O “menino muito sério e responsável”, leitor do Thesouro da juventude, uma espécie de guia de vida enciclopédico e manual de instrução fantasioso comum às crianças da sua geração, sentirá os primeiros sinais da depressão na adolescência, sem saber muito bem defini-la ou explicar suas razões. Envolvido no dia a dia da família e nas práticas religiosas pela vida afora, o filho e neto único irá se “cobrar em demasia”, desde então, nos vários esportes que pratica meio a contragosto, nos estudos, na relação com os pais e avós, na profissão. O sucesso internacional como editor, já adulto, agrava a situação depressiva, em vez de contribuir para superá-la.

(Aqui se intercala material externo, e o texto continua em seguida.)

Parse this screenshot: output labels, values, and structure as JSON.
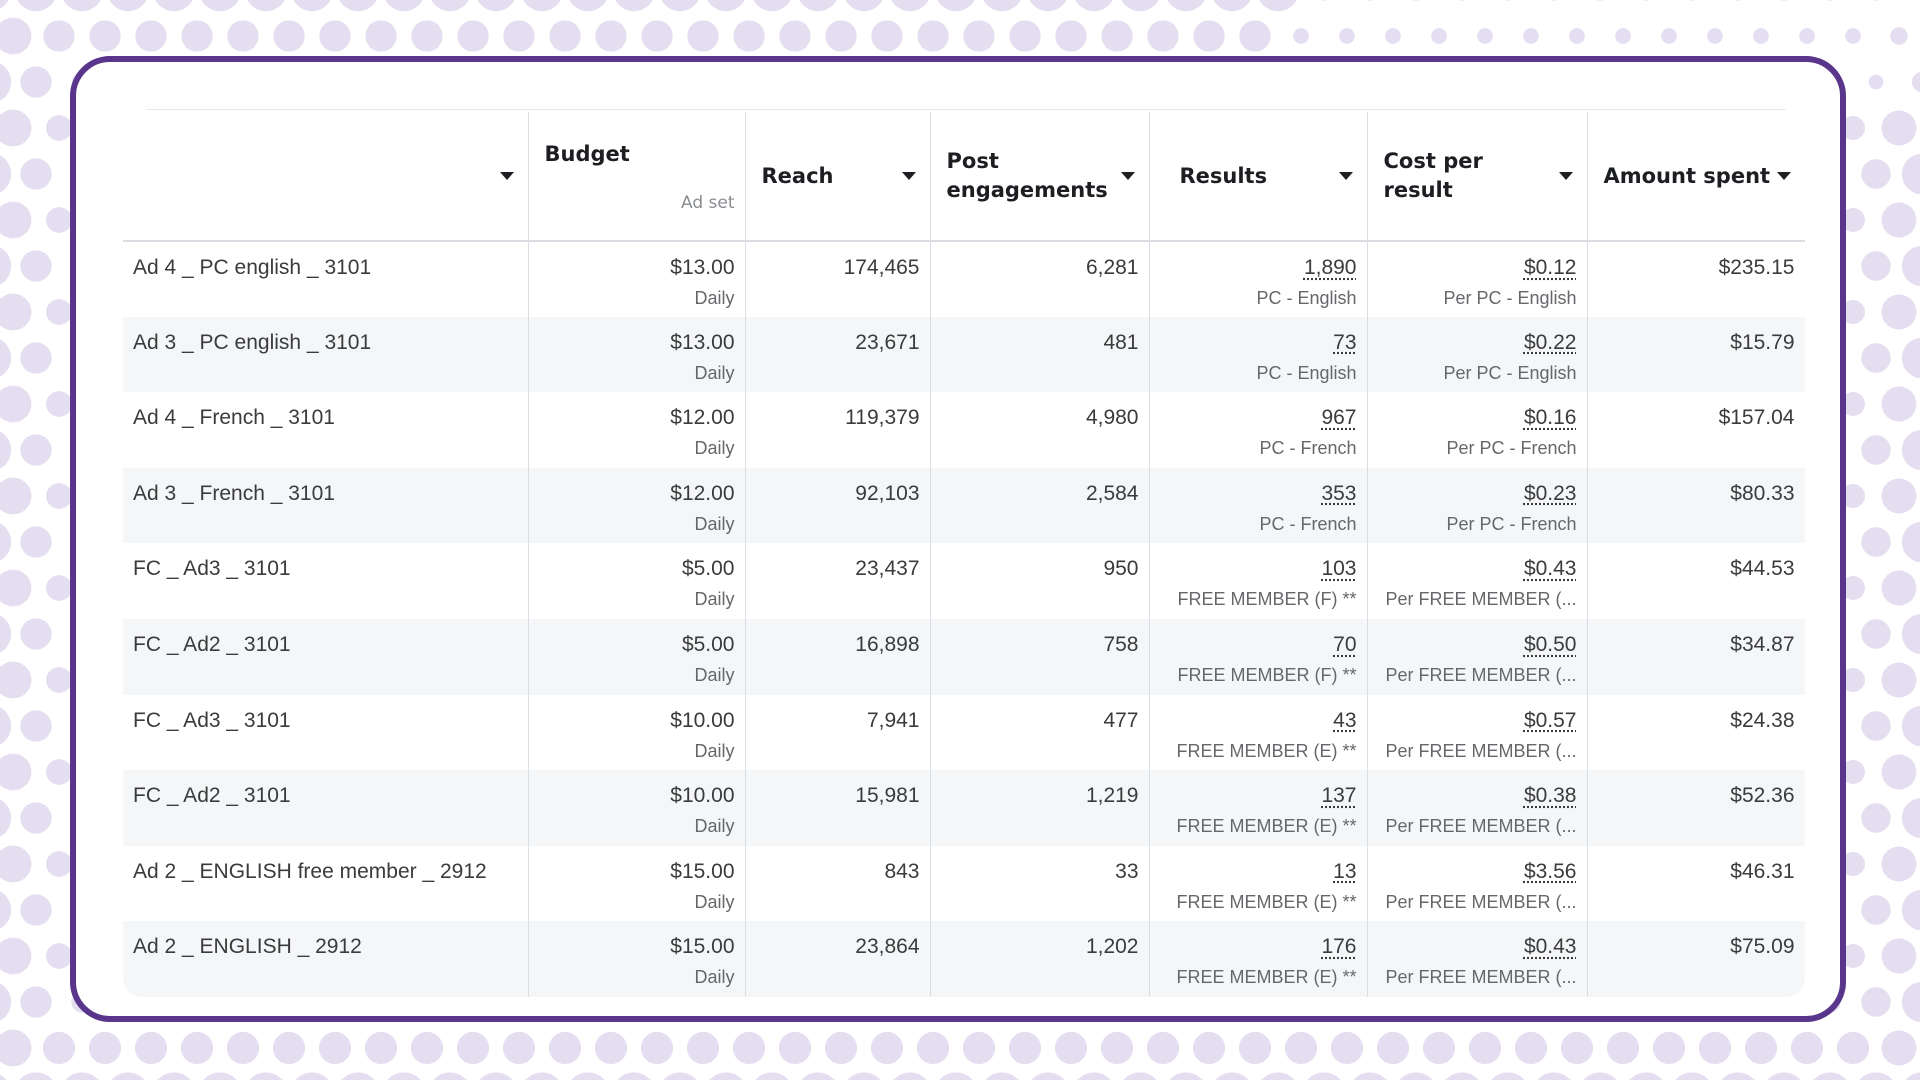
{
  "colors": {
    "frame": "#59358c",
    "dots": "#e4def0",
    "row_alt": "#f5f6f7",
    "header_text": "#1c1e21",
    "cell_text": "#3a3b3c",
    "sub_text": "#65676b"
  },
  "table": {
    "headers": {
      "name": "",
      "budget": "Budget",
      "budget_sub": "Ad set",
      "reach": "Reach",
      "post_engagements": "Post engagements",
      "results": "Results",
      "cost_per_result": "Cost per result",
      "amount_spent": "Amount spent"
    },
    "rows": [
      {
        "name": "Ad 4 _ PC english _ 3101",
        "budget": "$13.00",
        "budget_period": "Daily",
        "reach": "174,465",
        "engagements": "6,281",
        "results": "1,890",
        "results_type": "PC - English",
        "cost": "$0.12",
        "cost_type": "Per PC - English",
        "spent": "$235.15"
      },
      {
        "name": "Ad 3 _ PC english _ 3101",
        "budget": "$13.00",
        "budget_period": "Daily",
        "reach": "23,671",
        "engagements": "481",
        "results": "73",
        "results_type": "PC - English",
        "cost": "$0.22",
        "cost_type": "Per PC - English",
        "spent": "$15.79"
      },
      {
        "name": "Ad 4 _ French _ 3101",
        "budget": "$12.00",
        "budget_period": "Daily",
        "reach": "119,379",
        "engagements": "4,980",
        "results": "967",
        "results_type": "PC - French",
        "cost": "$0.16",
        "cost_type": "Per PC - French",
        "spent": "$157.04"
      },
      {
        "name": "Ad 3 _ French _ 3101",
        "budget": "$12.00",
        "budget_period": "Daily",
        "reach": "92,103",
        "engagements": "2,584",
        "results": "353",
        "results_type": "PC - French",
        "cost": "$0.23",
        "cost_type": "Per PC - French",
        "spent": "$80.33"
      },
      {
        "name": "FC _ Ad3 _ 3101",
        "budget": "$5.00",
        "budget_period": "Daily",
        "reach": "23,437",
        "engagements": "950",
        "results": "103",
        "results_type": "FREE MEMBER (F) **",
        "cost": "$0.43",
        "cost_type": "Per FREE MEMBER (...",
        "spent": "$44.53"
      },
      {
        "name": "FC _ Ad2 _ 3101",
        "budget": "$5.00",
        "budget_period": "Daily",
        "reach": "16,898",
        "engagements": "758",
        "results": "70",
        "results_type": "FREE MEMBER (F) **",
        "cost": "$0.50",
        "cost_type": "Per FREE MEMBER (...",
        "spent": "$34.87"
      },
      {
        "name": "FC _ Ad3 _ 3101",
        "budget": "$10.00",
        "budget_period": "Daily",
        "reach": "7,941",
        "engagements": "477",
        "results": "43",
        "results_type": "FREE MEMBER (E) **",
        "cost": "$0.57",
        "cost_type": "Per FREE MEMBER (...",
        "spent": "$24.38"
      },
      {
        "name": "FC _ Ad2 _ 3101",
        "budget": "$10.00",
        "budget_period": "Daily",
        "reach": "15,981",
        "engagements": "1,219",
        "results": "137",
        "results_type": "FREE MEMBER (E) **",
        "cost": "$0.38",
        "cost_type": "Per FREE MEMBER (...",
        "spent": "$52.36"
      },
      {
        "name": "Ad 2 _ ENGLISH free member _ 2912",
        "budget": "$15.00",
        "budget_period": "Daily",
        "reach": "843",
        "engagements": "33",
        "results": "13",
        "results_type": "FREE MEMBER (E) **",
        "cost": "$3.56",
        "cost_type": "Per FREE MEMBER (...",
        "spent": "$46.31"
      },
      {
        "name": "Ad 2 _ ENGLISH _ 2912",
        "budget": "$15.00",
        "budget_period": "Daily",
        "reach": "23,864",
        "engagements": "1,202",
        "results": "176",
        "results_type": "FREE MEMBER (E) **",
        "cost": "$0.43",
        "cost_type": "Per FREE MEMBER (...",
        "spent": "$75.09"
      }
    ]
  }
}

Como na construção da desejada casa de campo — “eu olhava para os alicerces da futura casa e enxergava ruínas”, observação que pode ser lida como bela e pungente síntese do narrado.

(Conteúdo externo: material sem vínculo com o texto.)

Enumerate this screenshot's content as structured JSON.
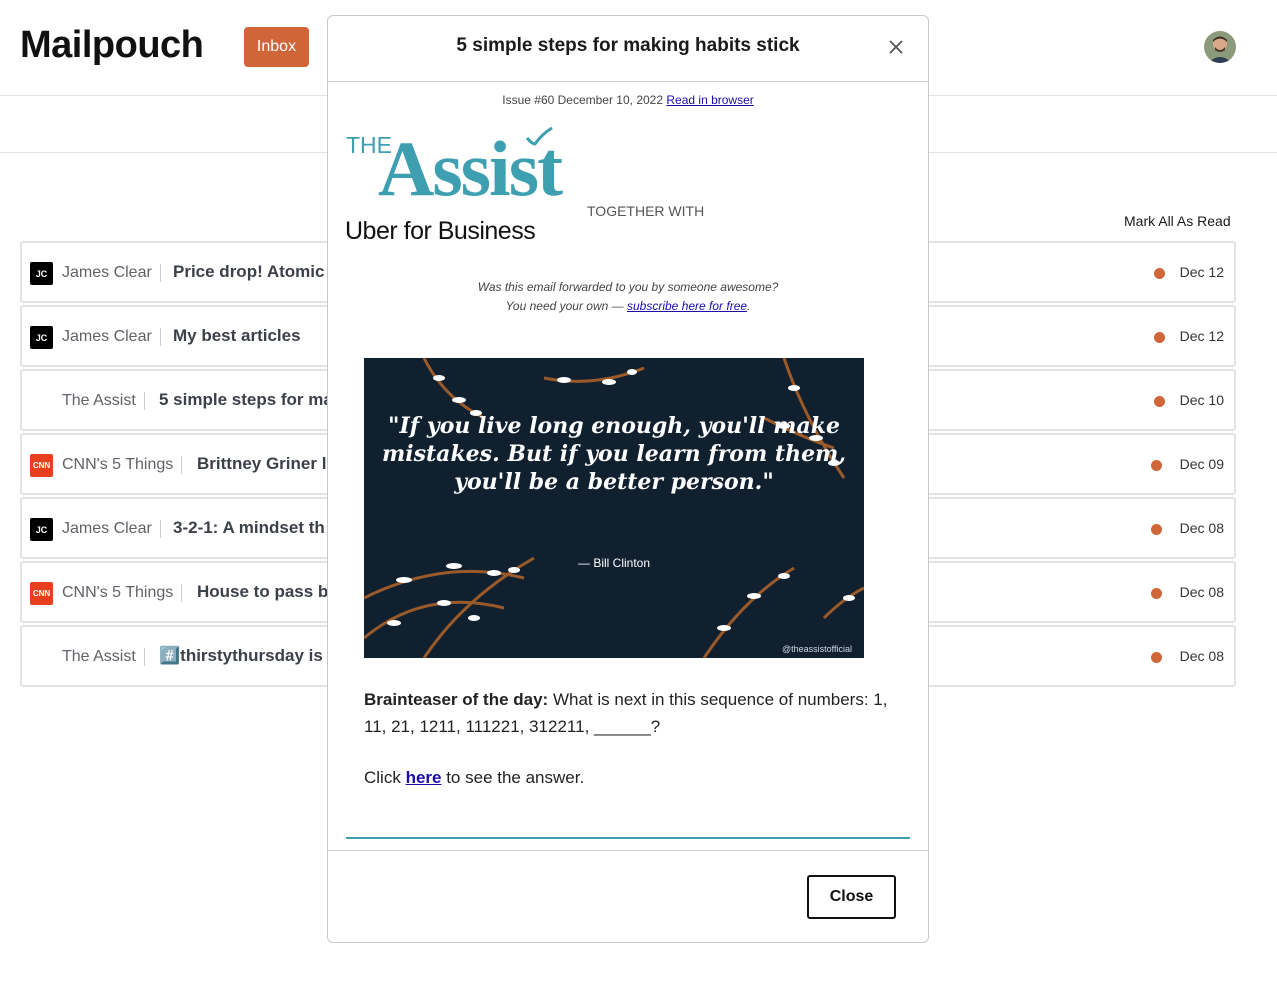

A natureza maníaco-depressiva da doença que acomete o narrador se traduz em marcas corporais que a medicação, por meio de um “mecanismo perverso”, reforça em vez de aliviar, atuando sobre essas marcas como um ponto de articulação sincrônica da linguagem, corpo da escrita. O ato memorialístico enquanto reformulação do vivido corporifica antigas sensações de “raiva e culpa” e, ao mesmo tempo, acentua a “timidez social” e a “reclusão” inerente ao ato de escrever, de certa forma superadas pela publicação do livro atual, uma forma de romper o silêncio e, paradoxalmente, reforçá-lo pela proximidade e pelo distanciamento em relação ao leitor.

A atuação decisiva da esposa e dos filhos nas diferentes etapas das crises, que vêm avassaladoras e parecem insuperáveis, dá aos momentos dramáticos leveza inesperada para narrativas dessa natureza: uma espécie de fino alinhavo que reveste o tecido textual de afeto e compreensão. Por outro lado, a paixão de colecionador — livros, discos, obras de arte —, além de evidenciar a condição social e o lado maníaco-obsessivo do escritor, o introduz num processo de identificação além dos limites familiares. O colecionador se vale da singularidade e não do típico e do classificável, agindo contra a reificação, que é uma espécie de esquecimento.

“História de uma curta infância e uma longa depressão”, com certeza, mas, antes de tudo, história e testemunho da formação de uma personalidade singular que une três gerações, como nas cerimônias religiosas em que se afirmam e que expressam a riqueza da vida cultural judaica. Na escrita, o narrador entretece, enfim, vida, cultura e religião, numa forma de identidade que pode se constituir livre da culpa e da dor. Procura e palavra então se realizam, segundo a epígrafe de Drummond, na instância da letra, fazendo dela, mais do que uma confirmação, uma revelação imprevista para o escritor e o leitor.

Por tudo isso, o corajoso livro de Luiz Schwarcz já tem assegurado um lugar especial na história da memorialística brasileira.